Thought I'd post a few images. 










This is my only surviving colisa lalia fry. It was my first time breeding them and while they were easy to breed and raise the fry most of them died off after 6 months. I think I will try it again. 










This is one of the many bettas I have kept. I call him storm. I don't name my fish usually but bettas seem deserving some how. 










These are C. paleatus fry. Very easy to breed. In fact, I don't think I had much to do with it. Aren't they adorable!










This is my female dwarf puffer. They're like aliens. You search the tank for them and then they just hover down in front of your field of vision and when you try to photograph them they almost always manage to dart off. In the last 80 or so attempted photos this one is one of the few that is _almost_ in focus. 

Thanks for looking.


----------



## Georgia Peach (Sep 23, 2005)

great shots!

Watch out Mala! LOLOLOLOL


----------



## Osiris (Jan 18, 2005)

Dang heard my ears burning again! 

Some great shots there, and some great looking unusual fish that's not commonly seen, i love it! 

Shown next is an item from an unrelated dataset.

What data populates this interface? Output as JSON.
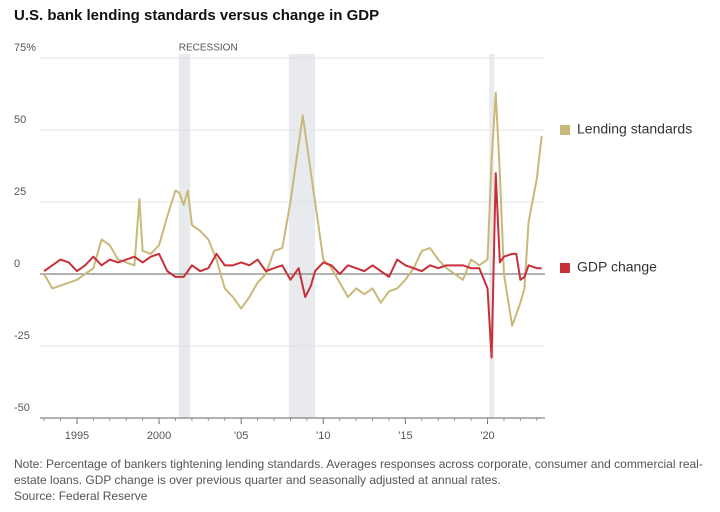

Now now, dont make me go start warming up for pic taking, cuz if i have to get down in the shower and pretend to be the terminator when he shows up naked, i will! just a forewarning


----------



## Georgia Peach (Sep 23, 2005)

Mala said:


> Dang heard my ears burning again!
> 
> Some great shots there, and some great looking unusual fish that's not commonly seen, i love it!
> 
> Now now, dont make me go start warming up for pic taking, cuz if i have to get down in the shower and pretend to be the terminator when he shows up naked, i will! just a forewarning



LMAO :lol: :lol: :lol:


----------



## fishfreaks (Jan 19, 2005)

Awesome shots, thanks for sharing!


----------